How to get there: The subway and train station São Bento is 10min walking distance.
by Gail At Large
Restaurante Universal is on my list of the best restaurants in Porto for traditional “pratos do dia” for under €5/person. Granted, plenty of similarly-priced restaurants still exist in the city, but the quality varies.
At Universal, the service and dishes consistently punch above their price class and portions are generous. You won’t leave hungry! It would take some serious, dedicated eating to spend more than €7, total. Typical plates are €3.50-4.50 and include bread. Their pots of tomato rice and slow-roasted meats are total comfort food, but get there before 13h or you’ll have to wait for a table.
Soups are usually €1, drinks and desserts €1-3, but I doubt you’ll have room.
How to get there: subway station Carolina Michaelis is 5 minutes walking distance and Lapa about 7 minutes.
Shiko, Tasca Japonesa
by Sisterhood of Foodies
Shiko was the first Japanese tavern to open in the city by the hands of the chef Ruy Leão, an expert in Japanese gastronomy. Here, the flavours are amazing, which is why Shiko, in our opinion, deserves the recognition as one of the best restaurants in Porto.
The menu focus on Japanese snacks such as okonomiyaki (typical Japanese pancakes stuffed with seafood and bacon, onion, ginger, nori seaweed, egg yolk and Japanese mayonnaise); marinated mackerel and the famous salmon tataki.
This restaurant has 20 seats, so make sure to book your table. The average price is €30/person, but lunch menus are available ranging from €10 to €21.

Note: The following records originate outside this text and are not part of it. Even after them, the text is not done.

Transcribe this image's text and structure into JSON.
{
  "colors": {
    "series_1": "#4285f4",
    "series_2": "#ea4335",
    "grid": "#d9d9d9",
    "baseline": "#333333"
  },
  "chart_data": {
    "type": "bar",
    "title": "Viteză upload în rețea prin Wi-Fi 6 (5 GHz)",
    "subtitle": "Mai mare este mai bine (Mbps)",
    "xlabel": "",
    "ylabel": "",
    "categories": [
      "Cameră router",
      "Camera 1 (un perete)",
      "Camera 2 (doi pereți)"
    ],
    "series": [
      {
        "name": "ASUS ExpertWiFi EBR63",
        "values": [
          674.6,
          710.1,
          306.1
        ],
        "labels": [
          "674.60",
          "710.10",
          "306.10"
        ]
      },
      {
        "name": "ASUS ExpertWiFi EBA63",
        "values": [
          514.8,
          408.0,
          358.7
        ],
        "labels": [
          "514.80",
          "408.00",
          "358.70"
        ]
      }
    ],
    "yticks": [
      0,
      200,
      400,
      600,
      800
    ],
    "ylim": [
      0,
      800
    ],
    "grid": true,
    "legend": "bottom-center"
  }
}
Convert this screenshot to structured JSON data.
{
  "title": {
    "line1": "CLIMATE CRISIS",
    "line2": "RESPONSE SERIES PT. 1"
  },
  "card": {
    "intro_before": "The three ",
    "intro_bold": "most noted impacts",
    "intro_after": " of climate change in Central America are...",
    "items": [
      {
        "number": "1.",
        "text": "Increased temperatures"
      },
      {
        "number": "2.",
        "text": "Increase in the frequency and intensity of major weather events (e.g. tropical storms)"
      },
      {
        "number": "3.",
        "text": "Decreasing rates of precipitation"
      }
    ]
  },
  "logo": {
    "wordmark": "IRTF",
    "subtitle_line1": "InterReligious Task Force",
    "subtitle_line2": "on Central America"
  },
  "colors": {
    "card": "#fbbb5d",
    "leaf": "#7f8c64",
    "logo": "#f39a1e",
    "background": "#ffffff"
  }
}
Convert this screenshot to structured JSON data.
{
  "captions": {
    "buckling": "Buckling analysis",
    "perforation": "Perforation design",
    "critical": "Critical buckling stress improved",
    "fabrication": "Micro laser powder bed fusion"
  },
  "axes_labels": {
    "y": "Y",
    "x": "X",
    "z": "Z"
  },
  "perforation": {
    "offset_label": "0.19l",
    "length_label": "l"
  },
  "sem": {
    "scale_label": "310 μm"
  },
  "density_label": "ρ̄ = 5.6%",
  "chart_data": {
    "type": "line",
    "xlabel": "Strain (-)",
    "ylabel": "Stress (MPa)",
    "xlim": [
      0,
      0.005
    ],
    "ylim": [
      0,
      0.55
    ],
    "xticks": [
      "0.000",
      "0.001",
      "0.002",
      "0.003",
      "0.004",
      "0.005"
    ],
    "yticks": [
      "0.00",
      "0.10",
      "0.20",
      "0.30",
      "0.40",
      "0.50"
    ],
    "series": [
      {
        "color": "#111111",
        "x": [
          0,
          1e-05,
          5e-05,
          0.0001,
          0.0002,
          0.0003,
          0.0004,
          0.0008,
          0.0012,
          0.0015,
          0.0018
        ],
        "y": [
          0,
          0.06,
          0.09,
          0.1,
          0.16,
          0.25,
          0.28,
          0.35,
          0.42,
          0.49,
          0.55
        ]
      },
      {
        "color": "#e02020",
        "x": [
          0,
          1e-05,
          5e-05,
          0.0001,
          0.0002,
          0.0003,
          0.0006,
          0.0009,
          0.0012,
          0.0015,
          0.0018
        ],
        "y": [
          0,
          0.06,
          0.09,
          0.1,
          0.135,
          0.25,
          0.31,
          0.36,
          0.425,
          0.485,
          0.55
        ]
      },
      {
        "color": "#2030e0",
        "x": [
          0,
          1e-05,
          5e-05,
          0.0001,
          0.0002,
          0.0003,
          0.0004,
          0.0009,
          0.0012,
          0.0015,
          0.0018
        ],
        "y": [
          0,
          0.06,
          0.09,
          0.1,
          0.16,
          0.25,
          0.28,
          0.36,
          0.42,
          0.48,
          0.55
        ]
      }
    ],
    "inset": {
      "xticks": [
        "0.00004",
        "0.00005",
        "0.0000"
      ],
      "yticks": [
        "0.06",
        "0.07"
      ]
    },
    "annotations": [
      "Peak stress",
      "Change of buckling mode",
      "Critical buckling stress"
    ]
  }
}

How to get there: both the Guindais’ funicular and the famous São Bento station are 10min walking distance.
by Amass. Cook.
Terminal 4450 is surely one of the best restaurants in Porto and is located out of the tourist route, inside the maritime port of Leixões.
Those who go to Terminal 4450, go for the meat: the beef ribeye makes the restaurant’s fame.
This great piece of meat weighs around 1 kg, is seasoned to perfection and accompanied by a choice of 3 worthy side dishes, such as onion rings, grilled portobello mushrooms, and esparregado. For 38€, the fest is enough for 3 people, or even 4, if shy with meat.
The menu extends to other cuts such as the T-bone, tenderloin, or Black Angus, and it has a kid’s menu.
A lunch menu consisting of couvert, soup, main, drink and coffee is available for 10€. The list of beverages gathers a selection of Douro classics, craft beers and colourful sangrias.
How to get there: A 10-15 minute walk from the Mercado de Matosinhos subway station.